Я стоял, а кресты все сыпались и сыпались на траву.
Наконец-то и на меня выдали карточки. Теперь я выкупаю хлеб дважды в сутки — утром и вечером. В первый раз выкупаю только на свою карточку. Кладу пайку в карман и лишь ощупываю ее, придерживаю, провожу по ней пальцами, а она тает под ними, как тает снег. Собираю и сосу крошки. И вдруг оказывается, что пайки нет. Удивляюсь, шарю в кармане, ищу ее, даже выворачиваю карман. Я и не наелся-то нисколько. И так повторяется почти каждый день!
А вечером, к приходу мамы, выкупаю хлеб и на ее карточку. Кладу его в буфет нетронутым, а сам ложусь на диван, отворачиваюсь к стене.
— Ты спишь? — входя, спрашивает мама. Но я не отвечаю, притворяюсь спящим. — Где сегодня был? — Я по-прежнему упрямо молчу. — Грузили снаряды для «катюши». Ты слышишь?.. Тяжеленные такие. Одна штука сорок два килограмма, а их в ящике по две. А иногда бывает и одна почти сто килограмм весом, ЭМ тридцать один.
Затем мама готовит ужин.
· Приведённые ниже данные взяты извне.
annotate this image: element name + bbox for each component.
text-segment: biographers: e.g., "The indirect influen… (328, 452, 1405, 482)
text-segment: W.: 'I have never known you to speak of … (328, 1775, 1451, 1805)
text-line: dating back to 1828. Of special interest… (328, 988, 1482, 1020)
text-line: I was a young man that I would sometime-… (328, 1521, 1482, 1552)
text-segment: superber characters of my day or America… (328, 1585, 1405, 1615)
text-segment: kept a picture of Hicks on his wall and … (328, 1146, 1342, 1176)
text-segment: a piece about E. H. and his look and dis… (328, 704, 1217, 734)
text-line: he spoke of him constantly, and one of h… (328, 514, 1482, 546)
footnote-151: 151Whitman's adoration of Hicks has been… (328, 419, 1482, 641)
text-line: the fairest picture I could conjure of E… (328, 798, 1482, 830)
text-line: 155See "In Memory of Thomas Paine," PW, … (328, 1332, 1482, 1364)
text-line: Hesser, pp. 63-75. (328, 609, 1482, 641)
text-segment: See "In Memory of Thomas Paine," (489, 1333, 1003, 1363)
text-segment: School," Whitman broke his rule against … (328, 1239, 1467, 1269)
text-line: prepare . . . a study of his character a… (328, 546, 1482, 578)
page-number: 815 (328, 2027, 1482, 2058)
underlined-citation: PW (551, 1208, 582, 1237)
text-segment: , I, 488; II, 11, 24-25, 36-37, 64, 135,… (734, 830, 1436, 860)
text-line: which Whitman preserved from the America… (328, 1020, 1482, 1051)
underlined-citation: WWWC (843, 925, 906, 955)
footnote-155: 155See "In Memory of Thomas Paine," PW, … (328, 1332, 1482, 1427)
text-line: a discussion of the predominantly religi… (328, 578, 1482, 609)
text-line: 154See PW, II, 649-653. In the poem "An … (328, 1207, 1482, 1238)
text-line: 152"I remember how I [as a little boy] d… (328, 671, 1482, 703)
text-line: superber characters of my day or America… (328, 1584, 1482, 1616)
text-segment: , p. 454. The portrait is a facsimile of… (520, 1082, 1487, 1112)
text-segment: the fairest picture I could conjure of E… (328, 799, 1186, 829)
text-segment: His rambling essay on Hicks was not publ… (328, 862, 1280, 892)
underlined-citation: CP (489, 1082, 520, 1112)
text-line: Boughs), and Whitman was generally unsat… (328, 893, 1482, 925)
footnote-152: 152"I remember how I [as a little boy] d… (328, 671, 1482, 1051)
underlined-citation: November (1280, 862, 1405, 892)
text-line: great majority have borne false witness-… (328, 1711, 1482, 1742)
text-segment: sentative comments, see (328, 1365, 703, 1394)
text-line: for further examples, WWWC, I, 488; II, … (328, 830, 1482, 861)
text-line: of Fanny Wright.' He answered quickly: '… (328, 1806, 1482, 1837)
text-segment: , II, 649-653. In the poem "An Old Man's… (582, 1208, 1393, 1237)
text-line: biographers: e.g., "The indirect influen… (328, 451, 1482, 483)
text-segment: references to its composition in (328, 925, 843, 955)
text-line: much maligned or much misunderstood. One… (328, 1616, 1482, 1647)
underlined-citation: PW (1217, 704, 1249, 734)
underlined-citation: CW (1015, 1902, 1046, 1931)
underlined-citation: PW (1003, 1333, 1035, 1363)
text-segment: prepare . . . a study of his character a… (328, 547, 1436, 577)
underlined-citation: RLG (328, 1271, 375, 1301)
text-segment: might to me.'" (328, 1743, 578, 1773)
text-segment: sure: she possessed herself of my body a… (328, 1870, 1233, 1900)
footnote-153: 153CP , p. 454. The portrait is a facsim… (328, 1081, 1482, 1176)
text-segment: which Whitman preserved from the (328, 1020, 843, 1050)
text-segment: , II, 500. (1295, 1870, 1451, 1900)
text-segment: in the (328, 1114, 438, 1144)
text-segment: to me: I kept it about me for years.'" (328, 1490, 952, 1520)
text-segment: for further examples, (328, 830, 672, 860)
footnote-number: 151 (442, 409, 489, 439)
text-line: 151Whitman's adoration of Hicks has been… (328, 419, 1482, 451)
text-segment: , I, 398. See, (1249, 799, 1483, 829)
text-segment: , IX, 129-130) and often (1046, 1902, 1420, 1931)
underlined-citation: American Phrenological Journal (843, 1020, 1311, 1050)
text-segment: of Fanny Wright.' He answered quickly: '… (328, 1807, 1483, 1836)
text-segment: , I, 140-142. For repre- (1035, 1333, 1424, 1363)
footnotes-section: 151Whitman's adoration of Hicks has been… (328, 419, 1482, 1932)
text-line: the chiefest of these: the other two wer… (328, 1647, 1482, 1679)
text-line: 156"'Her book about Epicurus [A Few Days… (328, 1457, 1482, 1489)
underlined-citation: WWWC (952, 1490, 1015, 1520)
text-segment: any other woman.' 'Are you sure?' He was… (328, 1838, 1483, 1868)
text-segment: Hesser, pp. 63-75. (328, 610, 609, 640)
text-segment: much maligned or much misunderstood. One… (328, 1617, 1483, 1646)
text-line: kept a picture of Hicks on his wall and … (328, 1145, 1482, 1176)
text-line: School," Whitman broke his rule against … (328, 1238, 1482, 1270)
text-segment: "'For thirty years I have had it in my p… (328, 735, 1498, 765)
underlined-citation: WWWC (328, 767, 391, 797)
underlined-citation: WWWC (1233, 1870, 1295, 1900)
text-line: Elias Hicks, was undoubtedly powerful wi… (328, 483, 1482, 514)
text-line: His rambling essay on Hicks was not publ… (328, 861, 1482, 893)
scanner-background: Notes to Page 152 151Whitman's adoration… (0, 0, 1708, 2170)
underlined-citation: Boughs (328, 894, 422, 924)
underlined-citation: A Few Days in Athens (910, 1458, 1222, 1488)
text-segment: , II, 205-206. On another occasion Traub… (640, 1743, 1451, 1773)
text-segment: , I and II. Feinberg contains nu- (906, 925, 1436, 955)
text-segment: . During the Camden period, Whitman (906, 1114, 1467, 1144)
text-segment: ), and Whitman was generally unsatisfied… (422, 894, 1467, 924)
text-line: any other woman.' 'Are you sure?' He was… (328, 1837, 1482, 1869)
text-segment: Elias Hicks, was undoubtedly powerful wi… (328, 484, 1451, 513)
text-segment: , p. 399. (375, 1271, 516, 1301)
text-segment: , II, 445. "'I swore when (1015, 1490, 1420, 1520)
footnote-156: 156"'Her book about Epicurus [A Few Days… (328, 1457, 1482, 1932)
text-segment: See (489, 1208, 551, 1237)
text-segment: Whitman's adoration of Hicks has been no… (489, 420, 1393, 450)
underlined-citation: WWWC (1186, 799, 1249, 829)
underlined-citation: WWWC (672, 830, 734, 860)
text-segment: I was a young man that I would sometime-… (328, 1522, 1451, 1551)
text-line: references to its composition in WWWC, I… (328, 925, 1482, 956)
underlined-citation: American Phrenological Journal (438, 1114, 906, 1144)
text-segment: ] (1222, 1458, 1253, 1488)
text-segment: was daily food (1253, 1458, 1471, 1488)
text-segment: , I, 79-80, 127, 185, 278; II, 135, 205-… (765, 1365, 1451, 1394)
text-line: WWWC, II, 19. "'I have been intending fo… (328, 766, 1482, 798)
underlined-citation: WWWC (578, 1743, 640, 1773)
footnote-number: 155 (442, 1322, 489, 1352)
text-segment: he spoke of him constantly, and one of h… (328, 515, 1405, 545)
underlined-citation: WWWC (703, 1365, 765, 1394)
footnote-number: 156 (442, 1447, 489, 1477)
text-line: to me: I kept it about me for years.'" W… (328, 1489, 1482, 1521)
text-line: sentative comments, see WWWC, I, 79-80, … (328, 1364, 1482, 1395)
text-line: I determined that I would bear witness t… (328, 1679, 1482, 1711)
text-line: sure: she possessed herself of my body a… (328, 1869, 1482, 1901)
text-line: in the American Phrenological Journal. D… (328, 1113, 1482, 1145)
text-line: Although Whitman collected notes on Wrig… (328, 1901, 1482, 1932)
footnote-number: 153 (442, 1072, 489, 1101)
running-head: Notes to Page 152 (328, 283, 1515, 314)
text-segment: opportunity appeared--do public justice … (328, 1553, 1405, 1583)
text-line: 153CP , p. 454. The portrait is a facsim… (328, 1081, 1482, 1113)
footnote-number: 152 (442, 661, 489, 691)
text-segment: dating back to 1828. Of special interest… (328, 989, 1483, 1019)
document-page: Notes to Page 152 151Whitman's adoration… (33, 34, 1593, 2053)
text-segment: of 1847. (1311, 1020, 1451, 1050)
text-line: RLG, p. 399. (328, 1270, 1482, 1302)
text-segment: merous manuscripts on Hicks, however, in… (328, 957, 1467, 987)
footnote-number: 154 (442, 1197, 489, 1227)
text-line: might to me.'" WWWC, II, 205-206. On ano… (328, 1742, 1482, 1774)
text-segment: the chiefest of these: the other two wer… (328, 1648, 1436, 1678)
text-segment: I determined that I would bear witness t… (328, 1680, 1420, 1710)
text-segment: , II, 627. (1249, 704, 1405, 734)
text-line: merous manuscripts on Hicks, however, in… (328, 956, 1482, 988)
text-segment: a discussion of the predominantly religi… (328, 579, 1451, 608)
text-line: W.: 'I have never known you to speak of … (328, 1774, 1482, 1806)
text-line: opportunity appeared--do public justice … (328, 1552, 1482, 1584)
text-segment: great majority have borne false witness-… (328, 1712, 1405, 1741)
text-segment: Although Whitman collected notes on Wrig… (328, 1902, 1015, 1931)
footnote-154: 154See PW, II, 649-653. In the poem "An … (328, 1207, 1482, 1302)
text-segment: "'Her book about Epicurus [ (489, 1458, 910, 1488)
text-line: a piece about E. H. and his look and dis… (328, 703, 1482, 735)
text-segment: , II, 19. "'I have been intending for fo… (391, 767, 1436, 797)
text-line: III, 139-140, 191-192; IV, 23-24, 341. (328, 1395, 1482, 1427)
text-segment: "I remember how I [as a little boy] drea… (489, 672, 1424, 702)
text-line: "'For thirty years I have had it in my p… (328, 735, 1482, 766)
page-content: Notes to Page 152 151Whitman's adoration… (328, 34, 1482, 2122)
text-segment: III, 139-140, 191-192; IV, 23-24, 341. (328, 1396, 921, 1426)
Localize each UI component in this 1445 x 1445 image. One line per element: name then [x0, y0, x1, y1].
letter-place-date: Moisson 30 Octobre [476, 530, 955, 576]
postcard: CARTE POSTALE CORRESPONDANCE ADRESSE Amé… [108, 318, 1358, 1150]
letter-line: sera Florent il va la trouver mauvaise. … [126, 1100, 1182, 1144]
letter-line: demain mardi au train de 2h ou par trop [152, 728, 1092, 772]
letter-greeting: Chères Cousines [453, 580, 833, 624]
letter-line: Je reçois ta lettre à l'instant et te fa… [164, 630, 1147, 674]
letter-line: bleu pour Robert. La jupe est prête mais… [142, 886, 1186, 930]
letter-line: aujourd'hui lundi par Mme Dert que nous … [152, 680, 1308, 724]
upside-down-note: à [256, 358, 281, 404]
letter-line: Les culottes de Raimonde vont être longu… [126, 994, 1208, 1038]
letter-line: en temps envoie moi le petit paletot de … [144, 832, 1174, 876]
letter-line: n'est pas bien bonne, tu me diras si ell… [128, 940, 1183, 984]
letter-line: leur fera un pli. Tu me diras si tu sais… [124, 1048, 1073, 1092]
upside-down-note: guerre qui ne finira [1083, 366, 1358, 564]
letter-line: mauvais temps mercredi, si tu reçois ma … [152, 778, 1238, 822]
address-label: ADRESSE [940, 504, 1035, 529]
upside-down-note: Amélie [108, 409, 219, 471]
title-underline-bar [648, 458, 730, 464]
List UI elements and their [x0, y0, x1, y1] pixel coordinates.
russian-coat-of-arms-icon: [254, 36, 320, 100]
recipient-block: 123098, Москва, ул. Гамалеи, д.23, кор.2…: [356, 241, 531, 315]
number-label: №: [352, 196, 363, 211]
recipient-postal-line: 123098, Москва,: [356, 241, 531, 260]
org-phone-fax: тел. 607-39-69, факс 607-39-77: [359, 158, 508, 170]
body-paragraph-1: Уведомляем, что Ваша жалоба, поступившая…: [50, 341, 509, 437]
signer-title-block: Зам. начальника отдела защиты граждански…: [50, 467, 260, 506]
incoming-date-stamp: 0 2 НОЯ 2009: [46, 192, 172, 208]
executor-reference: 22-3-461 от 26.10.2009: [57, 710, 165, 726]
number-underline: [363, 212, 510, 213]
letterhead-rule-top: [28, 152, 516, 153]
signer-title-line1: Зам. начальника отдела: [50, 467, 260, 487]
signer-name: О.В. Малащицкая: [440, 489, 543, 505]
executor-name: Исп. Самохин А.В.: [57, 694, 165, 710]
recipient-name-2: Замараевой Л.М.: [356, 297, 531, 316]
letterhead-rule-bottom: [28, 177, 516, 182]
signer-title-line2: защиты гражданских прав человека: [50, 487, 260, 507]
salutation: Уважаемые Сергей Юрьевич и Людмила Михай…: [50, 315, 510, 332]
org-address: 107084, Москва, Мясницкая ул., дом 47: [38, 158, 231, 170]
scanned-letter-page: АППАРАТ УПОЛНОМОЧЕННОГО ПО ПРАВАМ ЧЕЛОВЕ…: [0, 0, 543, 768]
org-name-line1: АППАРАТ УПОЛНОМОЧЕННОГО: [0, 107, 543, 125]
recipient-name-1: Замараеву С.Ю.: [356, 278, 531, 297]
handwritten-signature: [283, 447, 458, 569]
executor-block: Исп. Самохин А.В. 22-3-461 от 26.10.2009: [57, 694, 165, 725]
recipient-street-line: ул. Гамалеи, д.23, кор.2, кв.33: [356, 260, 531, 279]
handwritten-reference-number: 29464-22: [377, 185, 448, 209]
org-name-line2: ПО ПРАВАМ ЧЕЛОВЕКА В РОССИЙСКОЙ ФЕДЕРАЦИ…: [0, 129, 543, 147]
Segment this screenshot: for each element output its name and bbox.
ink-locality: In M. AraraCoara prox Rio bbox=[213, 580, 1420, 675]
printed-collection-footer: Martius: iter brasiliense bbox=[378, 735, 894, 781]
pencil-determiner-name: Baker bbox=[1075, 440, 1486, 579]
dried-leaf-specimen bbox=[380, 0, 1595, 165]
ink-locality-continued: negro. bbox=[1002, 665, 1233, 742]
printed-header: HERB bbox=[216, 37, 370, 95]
Но вот она поспешно вбегает в комнату, оставляя дверь открытой, и на стол гулко бухает тяжеленная кастрюля.
— Вставай ужинать, — зовет мама. Она ставит тарелки, позвякивает ложками. — Вставай давай. Ведь ты не спишь, не притворяйся.
Я не поворачиваюсь, но будто смотрю в ее сторону, угадывая каждое движение.
— Стынет все. Сколько надо говорить.
— Я не хочу.
— Вставай.
— Да я не хочу есть.
— Одна я тоже не буду.
Я ужинаю молча, потупясь в тарелку. Думаю, что мне не хватает силы воли, ругаю и презираю себя. И мне все кажется, что мама, усмехаясь, смотрит на меня, но когда я мельком, из-под бровей, взглядываю на нее, лицо у нее оказывается задумчивым, грустным, и я чувствую, как она смертельно устала.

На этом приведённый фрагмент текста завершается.